- Les tensions entre Washington et Madrid s’intensifient. Donald Trump menace désormais l’Espagne de sanctions commerciales, l’accusant de refuser de porter ses dépenses militaires à 5 % du PIB, une exigence fixée par l’Otan.
- Une nouvelle escalade qui fragilise les relations transatlantiques au moment où l’Alliance tente de préserver son unité face aux défis sécuritaires.
Donald Trump durcit le ton contre Madrid. Le président américain a de nouveau ciblé l’Espagne ce mercredi, la qualifiant de « cause perdue » et annonçant que les États-Unis allaient « cesser tout échange commercial » avec le pays. Une déclaration spectaculaire qui s’inscrit dans un conflit diplomatique de plus en plus marqué autour du financement de la défense au sein de l’Otan.
Depuis plusieurs mois, le locataire de la Maison Blanche reproche à Madrid de refuser de porter ses dépenses militaires à 5 % du PIB, un objectif fixé par Washington pour les membres de l’Alliance atlantique.
Présent aux côtés de Donald Trump avant l’ouverture officielle du sommet de l’Otan à Ankara, le secrétaire général de l’Alliance, Mark Rutte, a tenté de désamorcer la polémique. Il a souligné le « grand pas réalisé l’an dernier » par l’Espagne en matière de dépenses militaires, prenant ainsi la défense du gouvernement espagnol.
De son côté, Madrid a réagi avec retenue, affirmant accueillir « avec calme » les déclarations du président américain.
Un différend qui s’envenime depuis plusieurs mois
Les critiques de Donald Trump envers l’Espagne ne sont pas nouvelles. Fin juin déjà, le président américain avait menacé de faire « payer » économiquement Madrid pour son refus d’augmenter son effort de défense.
« C’est le seul pays qui refuse » d’atteindre 5 % du PIB consacrés aux dépenses de sécurité d’ici 2035, avait-il déclaré. « Je trouve ça terrible », avait-il ajouté, estimant que l’économie espagnole « pourrait être complètement détruite ».
Le président américain était allé jusqu’à évoquer de futures négociations commerciales : « Vous savez, on va négocier un accord commercial avec l’Espagne. On va leur faire payer le double. »
Ces déclarations interviennent alors que l’Union européenne poursuit des négociations avec Washington afin d’éviter un relèvement des droits de douane.
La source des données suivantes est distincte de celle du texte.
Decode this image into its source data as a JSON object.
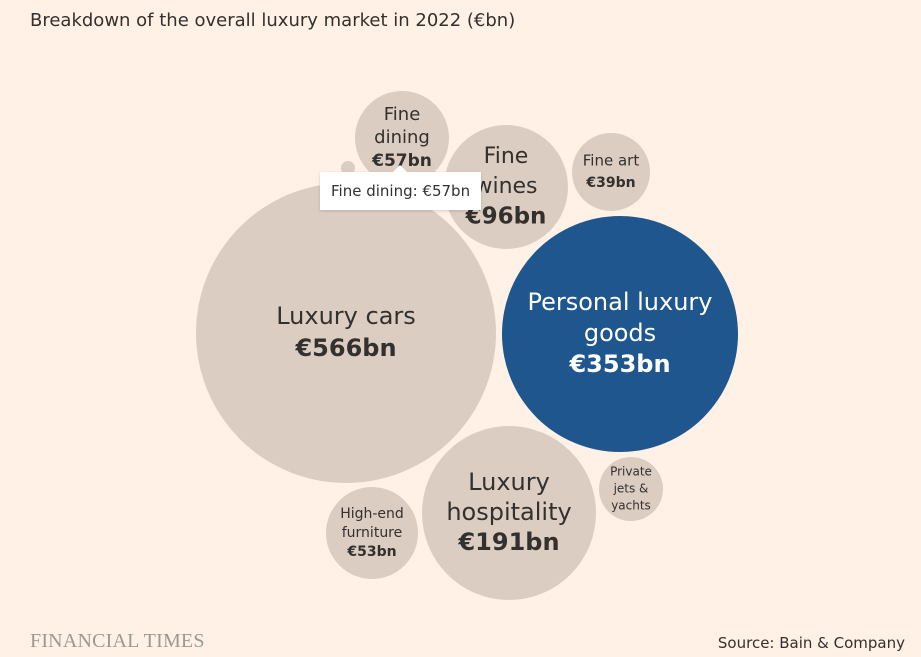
{
  "header": {
    "title": "Breakdown of the overall luxury market in 2022 (€bn)"
  },
  "tooltip": {
    "text": "Fine dining: €57bn"
  },
  "footer": {
    "brand": "FINANCIAL TIMES",
    "source": "Source: Bain & Company"
  },
  "colors": {
    "bubble": "#dccdc2",
    "highlight": "#1f568e",
    "background": "#fff1e5",
    "text": "#33302e",
    "highlight_text": "#ffffff"
  },
  "chart_data": {
    "type": "bubble",
    "title": "Breakdown of the overall luxury market in 2022 (€bn)",
    "unit": "€bn",
    "items": [
      {
        "key": "luxury-cars",
        "lines": [
          "Luxury cars"
        ],
        "value": 566,
        "value_label": "€566bn",
        "highlight": false
      },
      {
        "key": "personal-luxury-goods",
        "lines": [
          "Personal luxury",
          "goods"
        ],
        "value": 353,
        "value_label": "€353bn",
        "highlight": true
      },
      {
        "key": "luxury-hospitality",
        "lines": [
          "Luxury",
          "hospitality"
        ],
        "value": 191,
        "value_label": "€191bn",
        "highlight": false
      },
      {
        "key": "fine-wines",
        "lines": [
          "Fine",
          "wines"
        ],
        "value": 96,
        "value_label": "€96bn",
        "highlight": false
      },
      {
        "key": "fine-dining",
        "lines": [
          "Fine",
          "dining"
        ],
        "value": 57,
        "value_label": "€57bn",
        "highlight": false
      },
      {
        "key": "high-end-furniture",
        "lines": [
          "High-end",
          "furniture"
        ],
        "value": 53,
        "value_label": "€53bn",
        "highlight": false
      },
      {
        "key": "fine-art",
        "lines": [
          "Fine art"
        ],
        "value": 39,
        "value_label": "€39bn",
        "highlight": false
      },
      {
        "key": "private-jets-yachts",
        "lines": [
          "Private",
          "jets &",
          "yachts"
        ],
        "value": null,
        "value_label": "",
        "highlight": false
      }
    ]
  }
}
Par ailleurs, des échanges de courriels internes du Pentagone, révélés en avril par la presse américaine, indiquaient que les États-Unis envisageaient également de suspendre l’Espagne de l’Otan.
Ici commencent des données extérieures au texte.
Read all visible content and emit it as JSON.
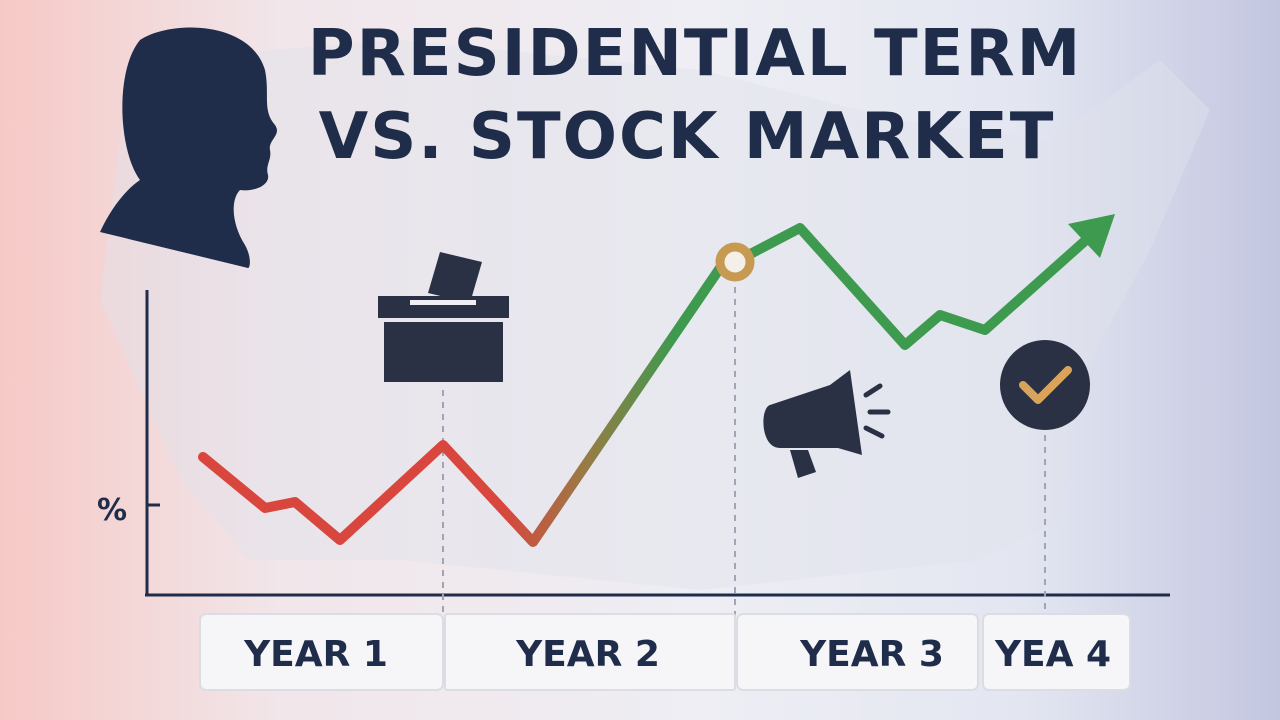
{
  "title": {
    "line1": "PRESIDENTIAL TERM",
    "line2": "VS. STOCK MARKET"
  },
  "axis": {
    "y_label": "%",
    "years": [
      "YEAR 1",
      "YEAR 2",
      "YEAR 3",
      "YEA 4"
    ]
  }
}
Les dépenses militaires au cœur du conflit
Depuis le retour de Donald Trump à la présidence américaine, les relations entre Washington et Madrid se sont nettement détériorées.
Le principal point de friction demeure la politique de défense. Lors du sommet de l’Otan à La Haye en juin 2025, Donald Trump avait exigé que tous les alliés consacrent 5 % de leur PIB aux dépenses militaires.
Le gouvernement espagnol dirigé par Pedro Sánchez s’est opposé à cette demande, jugeant cet objectif « disproportionné » et incompatible avec les contraintes budgétaires du pays.
Madrid entend maintenir ses dépenses militaires autour de 2,1 % du PIB, un niveau conforme à ses priorités nationales mais très éloigné des attentes américaines. Cette divergence a progressivement fait de l’Espagne l’un des principaux sujets de tension au sein de l’Alliance atlantique.
Le dossier iranien a aggravé la crise diplomatique
Les relations bilatérales se sont encore détériorées au début de l’année 2026 avec le conflit opposant les États-Unis et Israël à l’Iran.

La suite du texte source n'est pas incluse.